Helen Blau and Sarah Heilshorn awarded 2020 Keck Foundation Medical Research Award

Overview of Keck Grant

Helen Blau and Sarah Heilshorn were jointly awarded a 2020 Keck Foundation Medical Research Award for their proposal Dynamic Biomaterials to Probe the Role of Tissue Stiffening in Proliferation-Independent Telomere Dysfunction. The Blau lab recently identified telomere shortening as a hallmark of DMD cardiomyopathy, as well as of other heritable cardiomyopathies, leading the investigators to postulate that telomere shortening plays a causal role in heart failure in many genetic diseases. However, this hypothesis is controversial, given that telomere shortening has historically been associated with cell division, and cardiomyocytes do not divide.

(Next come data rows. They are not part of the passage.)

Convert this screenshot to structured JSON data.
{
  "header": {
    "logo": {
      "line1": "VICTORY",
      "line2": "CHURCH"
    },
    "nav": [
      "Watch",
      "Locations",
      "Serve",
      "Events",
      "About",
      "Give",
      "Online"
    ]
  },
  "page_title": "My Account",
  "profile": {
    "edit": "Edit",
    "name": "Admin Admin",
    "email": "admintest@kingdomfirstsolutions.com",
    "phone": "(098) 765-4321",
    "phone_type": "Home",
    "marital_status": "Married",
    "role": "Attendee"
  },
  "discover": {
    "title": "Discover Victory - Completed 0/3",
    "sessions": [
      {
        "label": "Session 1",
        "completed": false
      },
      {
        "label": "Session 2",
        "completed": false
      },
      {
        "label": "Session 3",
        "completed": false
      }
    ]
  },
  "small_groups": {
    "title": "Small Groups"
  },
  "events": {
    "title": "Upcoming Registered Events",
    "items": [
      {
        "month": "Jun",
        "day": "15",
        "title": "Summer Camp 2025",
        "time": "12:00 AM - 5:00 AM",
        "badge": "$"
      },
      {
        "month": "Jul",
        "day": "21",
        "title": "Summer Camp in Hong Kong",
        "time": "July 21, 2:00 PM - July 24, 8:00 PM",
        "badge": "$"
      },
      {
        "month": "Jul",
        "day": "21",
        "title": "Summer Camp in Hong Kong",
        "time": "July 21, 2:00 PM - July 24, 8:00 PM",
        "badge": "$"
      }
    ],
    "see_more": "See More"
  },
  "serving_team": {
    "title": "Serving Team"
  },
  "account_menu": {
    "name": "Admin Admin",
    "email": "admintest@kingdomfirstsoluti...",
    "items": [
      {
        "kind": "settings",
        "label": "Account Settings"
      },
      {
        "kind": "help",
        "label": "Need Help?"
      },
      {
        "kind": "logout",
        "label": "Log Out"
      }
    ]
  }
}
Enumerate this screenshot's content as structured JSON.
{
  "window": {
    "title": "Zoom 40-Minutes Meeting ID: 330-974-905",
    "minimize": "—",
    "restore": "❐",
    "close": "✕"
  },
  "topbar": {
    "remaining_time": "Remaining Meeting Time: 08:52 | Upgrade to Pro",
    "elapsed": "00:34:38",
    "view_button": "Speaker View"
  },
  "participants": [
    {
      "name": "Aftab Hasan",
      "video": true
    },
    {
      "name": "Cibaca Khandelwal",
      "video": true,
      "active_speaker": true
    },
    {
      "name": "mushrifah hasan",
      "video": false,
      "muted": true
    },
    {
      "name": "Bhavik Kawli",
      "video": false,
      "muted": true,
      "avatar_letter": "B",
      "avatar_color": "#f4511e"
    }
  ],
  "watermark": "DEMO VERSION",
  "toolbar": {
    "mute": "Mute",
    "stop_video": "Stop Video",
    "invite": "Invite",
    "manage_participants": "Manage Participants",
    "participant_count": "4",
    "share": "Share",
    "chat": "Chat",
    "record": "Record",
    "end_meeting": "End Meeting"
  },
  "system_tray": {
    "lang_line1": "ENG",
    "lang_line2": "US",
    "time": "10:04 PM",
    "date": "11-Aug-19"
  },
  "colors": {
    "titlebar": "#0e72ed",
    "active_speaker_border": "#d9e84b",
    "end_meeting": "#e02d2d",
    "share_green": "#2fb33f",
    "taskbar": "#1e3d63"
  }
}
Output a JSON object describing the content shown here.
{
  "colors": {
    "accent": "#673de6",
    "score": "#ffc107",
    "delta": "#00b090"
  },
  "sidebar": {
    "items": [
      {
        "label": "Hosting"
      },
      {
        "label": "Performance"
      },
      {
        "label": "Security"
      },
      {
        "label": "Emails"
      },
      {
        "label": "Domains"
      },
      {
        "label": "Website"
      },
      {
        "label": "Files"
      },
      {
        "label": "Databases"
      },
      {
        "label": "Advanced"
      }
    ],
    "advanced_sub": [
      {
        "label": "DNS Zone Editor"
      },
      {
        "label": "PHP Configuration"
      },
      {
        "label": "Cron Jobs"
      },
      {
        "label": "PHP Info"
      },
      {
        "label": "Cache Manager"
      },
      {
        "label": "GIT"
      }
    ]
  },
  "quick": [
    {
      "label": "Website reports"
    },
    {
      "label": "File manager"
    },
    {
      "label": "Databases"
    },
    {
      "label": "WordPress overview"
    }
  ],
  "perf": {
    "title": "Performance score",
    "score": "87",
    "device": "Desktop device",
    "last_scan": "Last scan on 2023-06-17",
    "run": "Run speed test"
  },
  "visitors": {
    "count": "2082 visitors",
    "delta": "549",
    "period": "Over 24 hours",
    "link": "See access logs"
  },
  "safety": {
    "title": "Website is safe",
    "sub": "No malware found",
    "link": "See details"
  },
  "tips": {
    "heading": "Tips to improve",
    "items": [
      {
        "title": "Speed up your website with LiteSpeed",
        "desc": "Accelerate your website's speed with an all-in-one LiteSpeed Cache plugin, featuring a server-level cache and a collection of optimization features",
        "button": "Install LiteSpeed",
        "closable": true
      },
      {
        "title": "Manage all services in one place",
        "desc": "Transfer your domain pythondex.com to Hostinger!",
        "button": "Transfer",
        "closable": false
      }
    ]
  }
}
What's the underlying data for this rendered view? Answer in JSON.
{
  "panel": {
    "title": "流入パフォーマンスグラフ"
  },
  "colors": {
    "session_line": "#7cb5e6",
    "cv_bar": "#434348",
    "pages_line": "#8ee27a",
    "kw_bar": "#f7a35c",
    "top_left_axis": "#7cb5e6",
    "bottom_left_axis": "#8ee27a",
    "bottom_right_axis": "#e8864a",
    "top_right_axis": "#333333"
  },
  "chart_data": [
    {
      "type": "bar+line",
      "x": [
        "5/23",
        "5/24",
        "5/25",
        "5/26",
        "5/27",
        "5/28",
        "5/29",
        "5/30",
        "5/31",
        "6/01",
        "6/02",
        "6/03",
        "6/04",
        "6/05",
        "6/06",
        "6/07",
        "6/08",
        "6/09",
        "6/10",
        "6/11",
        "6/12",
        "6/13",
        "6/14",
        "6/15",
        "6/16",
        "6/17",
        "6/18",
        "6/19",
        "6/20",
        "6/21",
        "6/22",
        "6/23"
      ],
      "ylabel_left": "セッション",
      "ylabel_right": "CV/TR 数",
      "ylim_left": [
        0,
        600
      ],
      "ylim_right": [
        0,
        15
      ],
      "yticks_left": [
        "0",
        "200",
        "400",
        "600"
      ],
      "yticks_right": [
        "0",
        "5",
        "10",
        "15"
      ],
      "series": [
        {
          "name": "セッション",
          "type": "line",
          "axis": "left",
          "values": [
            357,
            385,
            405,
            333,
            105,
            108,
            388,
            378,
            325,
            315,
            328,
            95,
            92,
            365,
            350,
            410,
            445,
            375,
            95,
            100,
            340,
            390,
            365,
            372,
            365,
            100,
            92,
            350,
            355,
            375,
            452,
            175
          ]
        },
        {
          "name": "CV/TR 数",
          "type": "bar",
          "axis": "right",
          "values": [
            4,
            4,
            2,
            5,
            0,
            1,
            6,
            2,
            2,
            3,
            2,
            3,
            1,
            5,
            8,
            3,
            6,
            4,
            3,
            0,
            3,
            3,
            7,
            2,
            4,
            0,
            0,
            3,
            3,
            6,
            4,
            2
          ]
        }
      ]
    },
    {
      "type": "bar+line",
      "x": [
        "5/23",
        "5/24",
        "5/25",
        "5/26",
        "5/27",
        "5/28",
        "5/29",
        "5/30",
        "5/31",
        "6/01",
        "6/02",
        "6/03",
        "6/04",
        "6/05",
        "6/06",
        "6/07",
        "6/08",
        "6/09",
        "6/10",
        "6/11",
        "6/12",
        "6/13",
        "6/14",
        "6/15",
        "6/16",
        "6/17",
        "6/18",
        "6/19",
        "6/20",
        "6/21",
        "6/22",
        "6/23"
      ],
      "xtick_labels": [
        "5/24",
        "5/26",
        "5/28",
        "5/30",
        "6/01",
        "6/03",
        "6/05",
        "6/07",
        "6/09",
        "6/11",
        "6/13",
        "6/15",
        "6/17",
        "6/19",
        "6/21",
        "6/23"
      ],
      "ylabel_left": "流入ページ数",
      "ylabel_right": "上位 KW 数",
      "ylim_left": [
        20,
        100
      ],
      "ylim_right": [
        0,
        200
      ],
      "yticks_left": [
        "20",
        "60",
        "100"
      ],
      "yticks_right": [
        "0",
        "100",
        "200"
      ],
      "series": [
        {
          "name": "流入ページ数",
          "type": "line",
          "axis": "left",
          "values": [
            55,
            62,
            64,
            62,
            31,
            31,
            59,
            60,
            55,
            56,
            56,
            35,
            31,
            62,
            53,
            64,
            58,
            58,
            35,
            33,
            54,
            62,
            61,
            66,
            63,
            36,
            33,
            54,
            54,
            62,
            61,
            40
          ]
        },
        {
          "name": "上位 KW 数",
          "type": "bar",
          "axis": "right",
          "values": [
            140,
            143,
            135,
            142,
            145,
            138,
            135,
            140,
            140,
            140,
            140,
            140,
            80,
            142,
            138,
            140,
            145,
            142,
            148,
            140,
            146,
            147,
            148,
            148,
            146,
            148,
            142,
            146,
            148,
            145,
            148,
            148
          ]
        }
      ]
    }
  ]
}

The investigators will determine whether mechanical stress drives telomere shortening and subsequent pathogenic signaling, leading to cardiomyocyte death. They have developed a novel hydrogel platform that can be stiffened and softened on demand to tune mechanical load, which will be used in conjunction with human induced pluripotent stem cell derived cardiomyocytes from DMD patients and live cell imaging to answer the fundamental question: How can telomeres shorten without cell division? 2021 CVI Winter Quarterly, pg 17.